College hockey seems to be a hotbed for ratings systems -- possibly because (like college football) it has many teams and few games.  One of the most popular ratings sytems for college hockey is Ken's Ratings for American College Hockey (KRACH).  KRACH is based upon Bradley-Terry rankings, which is a probablistic model for pairwise comparison, i.e., gives a method for ranking a set of entities by making only pairwise comparisons.  Since games are "pairwise comparisons" between teams, there's an obvious application to ranking sports teams.

Unlike some of the rating systems we've looked at, KRACH gives the ratings a specific meaning: an odds scale.  This means that if Team A has a rating of 200 and Team B has a rating of 100, then Team A is a 2:1 favorite to beat Team B.  If Team A and Team B play an infinitely long series of games, then Team A is expected to win 2/3 of those games and Team B to win 1/3.  If Team A and Team B play just a single game, then Team A is expected to win 0.66 of that game and Team B is expected to win 0.33 of that game.

(I'm reminded of the old joke that a statistician is a person who can put his head in an oven, his feet in a freezer, and on average be quite comfortable.)

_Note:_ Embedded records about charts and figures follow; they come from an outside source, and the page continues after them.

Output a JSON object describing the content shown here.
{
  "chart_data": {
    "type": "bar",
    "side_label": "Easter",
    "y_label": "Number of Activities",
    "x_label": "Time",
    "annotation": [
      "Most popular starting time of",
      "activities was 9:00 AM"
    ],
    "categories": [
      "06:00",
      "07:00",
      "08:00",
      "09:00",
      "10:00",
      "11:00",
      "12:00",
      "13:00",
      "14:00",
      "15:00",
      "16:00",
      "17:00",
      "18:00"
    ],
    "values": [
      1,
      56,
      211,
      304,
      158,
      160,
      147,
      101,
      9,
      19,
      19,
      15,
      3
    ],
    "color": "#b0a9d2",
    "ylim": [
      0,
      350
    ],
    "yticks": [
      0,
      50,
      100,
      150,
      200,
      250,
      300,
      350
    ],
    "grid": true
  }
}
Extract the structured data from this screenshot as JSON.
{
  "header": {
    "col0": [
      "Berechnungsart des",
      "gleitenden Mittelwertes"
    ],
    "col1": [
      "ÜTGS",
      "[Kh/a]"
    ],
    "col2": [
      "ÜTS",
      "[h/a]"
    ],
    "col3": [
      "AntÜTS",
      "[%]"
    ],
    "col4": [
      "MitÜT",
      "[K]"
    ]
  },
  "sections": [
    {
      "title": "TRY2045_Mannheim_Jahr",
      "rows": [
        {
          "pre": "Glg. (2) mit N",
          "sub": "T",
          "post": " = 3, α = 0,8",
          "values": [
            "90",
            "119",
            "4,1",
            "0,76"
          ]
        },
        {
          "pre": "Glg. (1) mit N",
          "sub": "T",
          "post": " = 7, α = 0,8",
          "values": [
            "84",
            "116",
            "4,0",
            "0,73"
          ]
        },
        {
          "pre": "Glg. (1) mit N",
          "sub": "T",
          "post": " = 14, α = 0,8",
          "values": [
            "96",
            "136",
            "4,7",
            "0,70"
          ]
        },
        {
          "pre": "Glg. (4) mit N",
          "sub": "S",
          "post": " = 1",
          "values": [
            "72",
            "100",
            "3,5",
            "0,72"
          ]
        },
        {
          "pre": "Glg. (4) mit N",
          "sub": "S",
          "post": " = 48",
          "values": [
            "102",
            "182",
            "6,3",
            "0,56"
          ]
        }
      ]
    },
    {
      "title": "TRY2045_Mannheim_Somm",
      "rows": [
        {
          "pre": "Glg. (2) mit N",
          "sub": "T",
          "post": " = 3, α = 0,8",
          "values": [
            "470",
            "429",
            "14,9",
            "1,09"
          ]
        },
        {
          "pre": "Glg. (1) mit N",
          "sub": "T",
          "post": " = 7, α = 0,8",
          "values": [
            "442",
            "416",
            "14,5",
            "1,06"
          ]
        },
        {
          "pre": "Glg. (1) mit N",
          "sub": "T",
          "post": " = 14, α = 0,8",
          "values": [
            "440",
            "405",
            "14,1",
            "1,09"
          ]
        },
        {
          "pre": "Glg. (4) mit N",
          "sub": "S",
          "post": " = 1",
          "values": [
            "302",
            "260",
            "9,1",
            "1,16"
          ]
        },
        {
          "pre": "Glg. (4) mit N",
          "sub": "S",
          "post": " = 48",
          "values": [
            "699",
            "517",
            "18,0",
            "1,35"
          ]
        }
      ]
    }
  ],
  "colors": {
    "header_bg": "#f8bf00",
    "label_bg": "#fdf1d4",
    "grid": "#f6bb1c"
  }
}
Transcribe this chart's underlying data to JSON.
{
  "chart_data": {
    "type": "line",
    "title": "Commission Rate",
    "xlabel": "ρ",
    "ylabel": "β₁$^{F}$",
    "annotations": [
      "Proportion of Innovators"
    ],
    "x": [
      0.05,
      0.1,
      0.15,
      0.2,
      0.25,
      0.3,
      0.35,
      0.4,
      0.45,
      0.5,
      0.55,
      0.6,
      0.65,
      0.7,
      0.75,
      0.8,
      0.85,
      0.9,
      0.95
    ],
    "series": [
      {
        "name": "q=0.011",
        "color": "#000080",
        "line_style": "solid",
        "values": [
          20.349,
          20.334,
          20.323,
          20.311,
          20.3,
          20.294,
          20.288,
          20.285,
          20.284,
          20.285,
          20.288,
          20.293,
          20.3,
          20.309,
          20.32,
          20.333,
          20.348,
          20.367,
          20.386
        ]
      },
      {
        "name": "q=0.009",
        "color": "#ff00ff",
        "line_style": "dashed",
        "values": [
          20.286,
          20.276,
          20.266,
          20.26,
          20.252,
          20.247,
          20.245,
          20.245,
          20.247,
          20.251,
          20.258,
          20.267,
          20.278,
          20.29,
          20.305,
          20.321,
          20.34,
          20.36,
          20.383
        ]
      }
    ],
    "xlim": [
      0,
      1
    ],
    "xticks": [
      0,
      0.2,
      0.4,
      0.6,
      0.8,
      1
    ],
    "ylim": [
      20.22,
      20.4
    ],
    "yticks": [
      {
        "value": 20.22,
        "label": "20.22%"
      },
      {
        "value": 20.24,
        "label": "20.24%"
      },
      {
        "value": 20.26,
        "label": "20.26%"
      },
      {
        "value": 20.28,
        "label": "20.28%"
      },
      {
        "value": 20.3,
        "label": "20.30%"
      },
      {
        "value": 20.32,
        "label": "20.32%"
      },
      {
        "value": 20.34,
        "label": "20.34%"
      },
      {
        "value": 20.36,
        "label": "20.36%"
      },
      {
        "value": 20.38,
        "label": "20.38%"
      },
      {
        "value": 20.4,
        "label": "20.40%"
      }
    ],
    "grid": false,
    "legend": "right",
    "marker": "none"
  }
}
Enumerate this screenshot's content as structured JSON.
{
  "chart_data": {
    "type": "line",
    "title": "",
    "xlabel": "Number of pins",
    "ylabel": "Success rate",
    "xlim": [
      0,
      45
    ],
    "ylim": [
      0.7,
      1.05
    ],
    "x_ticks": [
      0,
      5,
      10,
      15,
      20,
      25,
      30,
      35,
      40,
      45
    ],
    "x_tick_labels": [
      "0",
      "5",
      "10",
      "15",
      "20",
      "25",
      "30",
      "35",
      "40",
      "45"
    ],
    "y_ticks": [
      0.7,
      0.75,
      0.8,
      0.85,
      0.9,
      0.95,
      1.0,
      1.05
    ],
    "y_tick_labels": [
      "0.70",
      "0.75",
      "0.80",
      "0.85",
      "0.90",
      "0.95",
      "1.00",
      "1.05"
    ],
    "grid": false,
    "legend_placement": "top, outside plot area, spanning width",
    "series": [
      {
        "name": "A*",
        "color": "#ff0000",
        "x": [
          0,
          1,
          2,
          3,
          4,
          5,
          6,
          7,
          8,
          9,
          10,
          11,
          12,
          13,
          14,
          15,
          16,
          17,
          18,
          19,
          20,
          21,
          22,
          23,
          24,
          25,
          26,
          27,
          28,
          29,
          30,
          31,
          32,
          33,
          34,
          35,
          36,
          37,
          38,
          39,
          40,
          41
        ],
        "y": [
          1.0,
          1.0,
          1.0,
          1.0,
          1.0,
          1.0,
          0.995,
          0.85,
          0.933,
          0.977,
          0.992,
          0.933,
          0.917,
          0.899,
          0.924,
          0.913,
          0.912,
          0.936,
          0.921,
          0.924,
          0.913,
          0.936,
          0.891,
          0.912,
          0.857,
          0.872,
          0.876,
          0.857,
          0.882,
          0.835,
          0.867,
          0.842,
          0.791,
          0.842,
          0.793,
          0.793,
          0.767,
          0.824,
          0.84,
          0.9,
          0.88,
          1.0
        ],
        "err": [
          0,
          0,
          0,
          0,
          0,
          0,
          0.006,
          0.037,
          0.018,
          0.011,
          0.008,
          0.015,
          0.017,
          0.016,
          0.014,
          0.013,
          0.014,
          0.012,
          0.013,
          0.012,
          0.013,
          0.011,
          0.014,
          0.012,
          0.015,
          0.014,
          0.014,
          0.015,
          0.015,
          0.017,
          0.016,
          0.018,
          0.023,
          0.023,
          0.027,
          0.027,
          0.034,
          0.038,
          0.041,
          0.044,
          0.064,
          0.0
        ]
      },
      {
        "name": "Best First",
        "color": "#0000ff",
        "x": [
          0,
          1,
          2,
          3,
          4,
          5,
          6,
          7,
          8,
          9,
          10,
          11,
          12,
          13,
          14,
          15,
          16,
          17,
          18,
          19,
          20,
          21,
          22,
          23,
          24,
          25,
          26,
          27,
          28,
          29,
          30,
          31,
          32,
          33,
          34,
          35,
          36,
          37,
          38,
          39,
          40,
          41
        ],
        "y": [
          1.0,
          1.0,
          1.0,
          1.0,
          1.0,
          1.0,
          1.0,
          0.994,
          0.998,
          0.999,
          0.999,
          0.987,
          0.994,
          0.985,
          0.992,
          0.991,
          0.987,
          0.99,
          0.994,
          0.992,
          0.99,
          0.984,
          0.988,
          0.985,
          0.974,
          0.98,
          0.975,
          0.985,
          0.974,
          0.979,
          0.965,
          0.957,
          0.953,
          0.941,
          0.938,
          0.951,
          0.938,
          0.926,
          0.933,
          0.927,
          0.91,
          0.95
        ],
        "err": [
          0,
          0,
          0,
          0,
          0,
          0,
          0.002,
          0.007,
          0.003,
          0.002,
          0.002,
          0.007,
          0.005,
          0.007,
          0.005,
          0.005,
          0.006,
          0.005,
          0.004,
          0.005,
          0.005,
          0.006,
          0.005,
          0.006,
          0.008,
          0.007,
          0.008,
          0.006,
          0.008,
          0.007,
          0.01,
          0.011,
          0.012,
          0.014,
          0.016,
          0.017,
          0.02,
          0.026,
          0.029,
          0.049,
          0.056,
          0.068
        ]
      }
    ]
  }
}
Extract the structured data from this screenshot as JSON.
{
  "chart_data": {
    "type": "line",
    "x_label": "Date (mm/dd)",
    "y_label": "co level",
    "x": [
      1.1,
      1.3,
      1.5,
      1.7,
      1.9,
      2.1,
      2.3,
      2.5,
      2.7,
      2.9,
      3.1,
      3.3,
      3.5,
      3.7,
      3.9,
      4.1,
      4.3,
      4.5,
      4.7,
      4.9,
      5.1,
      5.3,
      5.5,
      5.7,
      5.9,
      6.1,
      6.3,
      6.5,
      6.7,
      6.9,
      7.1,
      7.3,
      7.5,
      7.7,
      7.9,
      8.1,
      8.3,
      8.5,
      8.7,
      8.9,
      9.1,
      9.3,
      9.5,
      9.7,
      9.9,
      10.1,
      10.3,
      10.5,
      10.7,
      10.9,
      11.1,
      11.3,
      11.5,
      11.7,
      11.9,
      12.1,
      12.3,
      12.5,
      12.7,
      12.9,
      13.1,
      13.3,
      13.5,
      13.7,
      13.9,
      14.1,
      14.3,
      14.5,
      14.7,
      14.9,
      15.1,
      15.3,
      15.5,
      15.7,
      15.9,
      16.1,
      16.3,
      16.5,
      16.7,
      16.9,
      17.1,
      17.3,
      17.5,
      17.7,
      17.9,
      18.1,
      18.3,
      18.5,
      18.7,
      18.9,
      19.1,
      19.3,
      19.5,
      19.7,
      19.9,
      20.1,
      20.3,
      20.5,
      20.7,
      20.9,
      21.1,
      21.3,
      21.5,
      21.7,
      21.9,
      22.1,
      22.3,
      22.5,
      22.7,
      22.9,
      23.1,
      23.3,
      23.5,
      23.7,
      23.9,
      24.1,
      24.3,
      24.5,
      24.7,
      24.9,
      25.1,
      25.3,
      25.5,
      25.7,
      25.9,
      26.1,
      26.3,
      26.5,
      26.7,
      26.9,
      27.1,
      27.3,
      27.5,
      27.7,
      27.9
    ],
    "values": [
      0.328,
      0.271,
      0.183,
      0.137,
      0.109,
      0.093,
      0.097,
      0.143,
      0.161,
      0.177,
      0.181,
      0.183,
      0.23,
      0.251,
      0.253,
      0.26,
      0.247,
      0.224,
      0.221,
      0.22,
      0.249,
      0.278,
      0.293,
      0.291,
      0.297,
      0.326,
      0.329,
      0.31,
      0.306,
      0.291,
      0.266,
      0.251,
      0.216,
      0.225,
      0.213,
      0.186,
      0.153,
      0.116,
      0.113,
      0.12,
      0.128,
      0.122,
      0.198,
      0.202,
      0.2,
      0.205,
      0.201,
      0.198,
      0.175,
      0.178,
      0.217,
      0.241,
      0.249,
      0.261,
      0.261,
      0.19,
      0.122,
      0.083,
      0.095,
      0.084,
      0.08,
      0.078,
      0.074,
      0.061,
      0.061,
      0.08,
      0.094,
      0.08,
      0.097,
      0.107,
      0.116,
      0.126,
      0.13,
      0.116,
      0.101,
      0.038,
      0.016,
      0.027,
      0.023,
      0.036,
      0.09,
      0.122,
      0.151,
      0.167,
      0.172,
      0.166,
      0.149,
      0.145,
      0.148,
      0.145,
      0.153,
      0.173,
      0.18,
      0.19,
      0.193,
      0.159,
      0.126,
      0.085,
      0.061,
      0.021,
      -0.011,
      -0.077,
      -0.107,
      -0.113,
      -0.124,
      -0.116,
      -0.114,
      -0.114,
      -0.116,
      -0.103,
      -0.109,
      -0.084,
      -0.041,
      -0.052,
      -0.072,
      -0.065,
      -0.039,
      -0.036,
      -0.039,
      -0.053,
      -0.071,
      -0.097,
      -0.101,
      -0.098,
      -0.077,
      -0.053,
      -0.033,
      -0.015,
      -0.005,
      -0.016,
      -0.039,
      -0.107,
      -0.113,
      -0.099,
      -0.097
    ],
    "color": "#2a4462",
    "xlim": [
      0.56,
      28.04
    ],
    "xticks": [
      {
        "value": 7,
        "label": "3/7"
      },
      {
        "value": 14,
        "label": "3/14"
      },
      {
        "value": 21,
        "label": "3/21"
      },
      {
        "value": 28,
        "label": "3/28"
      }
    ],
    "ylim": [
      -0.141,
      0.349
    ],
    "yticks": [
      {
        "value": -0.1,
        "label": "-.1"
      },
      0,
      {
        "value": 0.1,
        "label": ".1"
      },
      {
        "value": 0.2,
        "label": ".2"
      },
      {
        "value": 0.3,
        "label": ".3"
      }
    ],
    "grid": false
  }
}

So if we're given a team and its schedule (along with the KRACH ratings) we can calculated the expected number of wins by summing up the expected wins for each game.  For example, if a Team with a Krach rating of 100 plays Teams A, B, C, and D with ratings of (respectively) 150, 100, 75 and 50, then the expected number of wins is:
X vs A:  0.40 
X vs B:  0.50 
X vs C:  0.57 
X vs D:  0.67 
        ------
 Total:  2.14 
What the KRACH system does is try to pick ratings for all the teams (simultaneously) so that the expected number of wins for each team matches the actual number of wins.  As you might imagine, this requires an iterative approach.  The update equation for each iteration is given by this formula:
Ki = Vi / Sum over j of [Nij/(Ki+Kj)]
Where Ki is the KRACH rating for team i, Vi is the number of wins for team i, and Nij is the number of times that team i and j have played each other.  To avoid problems with undefeated and winless teams, we also need to add in a "tie" game with a fictitious team with an arbitrary rating.

There's one other adjustment necessary for using the KRACH ratings for prediction.  Since the KRACH ratings represent odds, when we compare two ratings to predict an outcome, we need to use a ratio of the ratings:
Ki/(Ki+Kj)
rather than use Ki and Kj directly in our linear regression.

Implementing the KRACH rating and testing with our usual methodology yields this performance:

  Predictor    % Correct    MOV Error  
Wilson77.7%10.33
KRACH71.5%11.50

Once again, this rating does not provide an improvement on our best rating so far.  Because the KRACH rating is an odds rating, we might expect the MOV Error to be higher, but even on predicting outcome, KRACH is not an improvement on Wilson.